4.4. Usage of the Proposed Strategy

The VESS operation applying the proposed strategy can get a higher forecast error management performance than that of the individual ESS operation. For an example, when the MAE target of each WPG sets as 1.5, in case of the individual ESS operation, each ESS size larger than 1 p.u. is required, as shown in Figure 4a. This is economically not viable. However, in the proposed VESS case, 0.2 p.u. of ESS size is required for each WPG with the same target. This makes a business model such as a VESS service with economic benefit by reducing the ESS size. Moreover, by increasing the number of clusters, the ESS size can be reduced, as shown in Figure 5. The cluster size affects the number of the state-action value function that is related to the memory size and the computational complex. Therefore, the VESS service provider can select the ESS size and the number of clusters considering the ESS cost, the memory cost, and the computational complexity, as well as the WPG forecast error management target.

5. Conclusions

This study proposed an RL-based VESS operation strategy to manage WPG forecasting uncertainty. The VESS operation model is the first to consider not only its own uncertainty management requirement, but also the requirements of other units. Applying the VESS model, the expected SARSA-based learning policy is suggested to solve the sequential decision-making problem of the VESS operation. Moreover, the k-means data clustering method is employed to enhance the performance of the proposed strategy by reducing uncertainty variance.

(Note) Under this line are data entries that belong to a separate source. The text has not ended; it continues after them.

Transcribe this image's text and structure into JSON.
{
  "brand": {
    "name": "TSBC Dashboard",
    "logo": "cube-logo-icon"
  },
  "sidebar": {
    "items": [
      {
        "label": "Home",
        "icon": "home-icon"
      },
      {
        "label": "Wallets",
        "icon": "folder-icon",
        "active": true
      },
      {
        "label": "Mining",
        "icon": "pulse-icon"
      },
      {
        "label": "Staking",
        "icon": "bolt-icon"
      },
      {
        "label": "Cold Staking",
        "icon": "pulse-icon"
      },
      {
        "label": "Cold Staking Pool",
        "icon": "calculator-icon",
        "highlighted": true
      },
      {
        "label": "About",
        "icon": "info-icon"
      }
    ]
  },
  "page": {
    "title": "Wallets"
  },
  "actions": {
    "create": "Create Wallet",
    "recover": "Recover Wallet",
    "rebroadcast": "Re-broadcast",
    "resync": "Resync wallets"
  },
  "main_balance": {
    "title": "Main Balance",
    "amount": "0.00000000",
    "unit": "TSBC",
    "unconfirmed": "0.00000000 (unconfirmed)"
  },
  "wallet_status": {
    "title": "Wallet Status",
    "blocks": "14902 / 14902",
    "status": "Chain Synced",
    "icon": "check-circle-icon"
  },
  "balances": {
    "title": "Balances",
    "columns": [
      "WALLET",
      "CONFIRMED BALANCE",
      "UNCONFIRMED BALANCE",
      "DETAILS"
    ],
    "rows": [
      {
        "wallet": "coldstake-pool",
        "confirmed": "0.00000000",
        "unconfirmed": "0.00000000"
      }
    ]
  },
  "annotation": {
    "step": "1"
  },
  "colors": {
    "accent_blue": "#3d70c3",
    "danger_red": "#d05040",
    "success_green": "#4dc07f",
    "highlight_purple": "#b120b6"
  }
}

The simulation results demonstrate that the proposed strategy provides a near-optimal performance, with a less than 2%-point gap to the optimal solution that requires information including the future time. Moreover, the MAE improvement when applying the proposed method has a similar slope to that of the optimal method according to the storage size. This shows that the proposed method obtains a similar operational diversity to that of the optimal method and can achieve near-optimal performance generally. In addition, we evaluated the performance achieved by the VESS operation in terms of multi-user diversity and the effect of the clustering method according to cluster size.

Research on VESS operation is at an early stage. This study shows that VESS operation can outperform individual ESS operation. However, the performance enhancement according to the VESS operation differs for each unit. Therefore, the VESS operation considering the performance balance among units will be the subject of further research. Moreover, this study only considers a simple system model. By including power system requirements, the system model can be practically extended further. Finally, the forecast error management of WPG is highly related to the revenue, and the VESS operation is cost-efficient, rather than the individual ESS operation. Therefore, this study can be extended to research in the economic aspect, such as a revenue maximization problem considering ESS costs.